Re: Best way to Cool off your folding farm?

Posted: Tue May 27, 2008 3:07 am
by MstrBlstr

Re: Best way to Cool off your folding farm?

Posted: Tue May 27, 2008 5:25 pm
by v00d00
Some of those technologies exist if you are radical enough. Just look up phase change on EOC. ALthough there entire aim is benchmarking, you could easily adapt some of what they do for extreme folding.

I think the best idea for the OP though, is water cooling. It will probably knock a fair few celsius off his problem, enabling him to continue folding for a bit longer. He has obviously spent some money on his farm and im sure a bit more on a decent cooling system wouldnt kill him.

If you want extreme maybe look at these links:

http://forums.extremeoverclocking.com/t233054.html
http://forums.extremeoverclocking.com/t71321.html

Re: Best way to Cool off your folding farm?

Posted: Tue May 27, 2008 9:09 pm
by alancabler
@ Adam...
Thank you for losing that font.
8-)

Re: Best way to Cool off your folding farm?

Posted: Mon Jun 02, 2008 4:57 am
by rsimplicio
Right now I use Window AC to cool my farm, but I am seriously considering water cooling. There are multiple problems with liquid cooling though, not the least of which is cost.

Though this would not help you, I am also seriously considering geothermal cooling (this house has a boiler/hot water heating system and no central air). You could ostensibly pipe the water from the folding farm, run it through a loop of PEX in the ground to cool it (needs to be buried about as deep as the frost line in your area), and you don't even need a heat pump for that technology.

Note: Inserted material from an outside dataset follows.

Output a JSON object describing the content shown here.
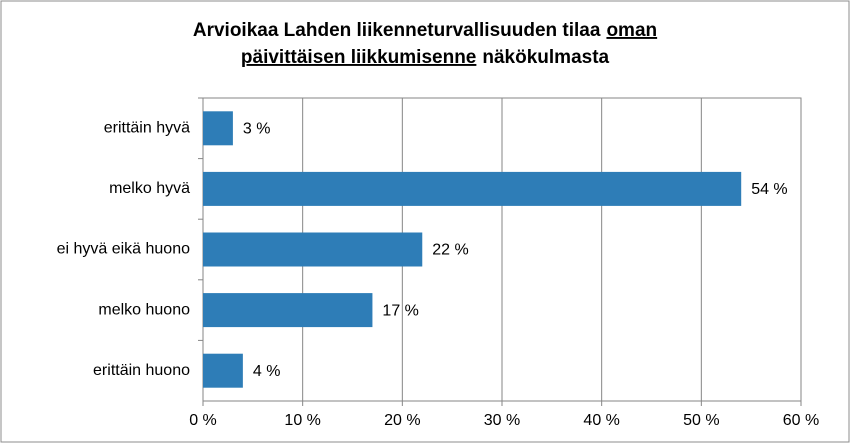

A hydronic pump, even a high-head one that you'd need for the waterblocks, is fairly cheap and uses much less electricity than any type of heat pump (any refrigeration unit is a heat pump).

I also do NOT suggest the AC units that are located in the room and have a tube that connects to the window. They are larger, less efficient, and more expensive than window-mounted units. If you currently have a window AC unit, I suggest upgrading to a larger one, but be aware of the amperage draw of any window AC unit. They should technically be on a dedicated circuit, but most often, they are not. I have already blown a fuse this week, and have started to trip overcurrent devices in my power strips. It's time for me to worry about the other type of AC now, current! There's some serious rewiring in my future.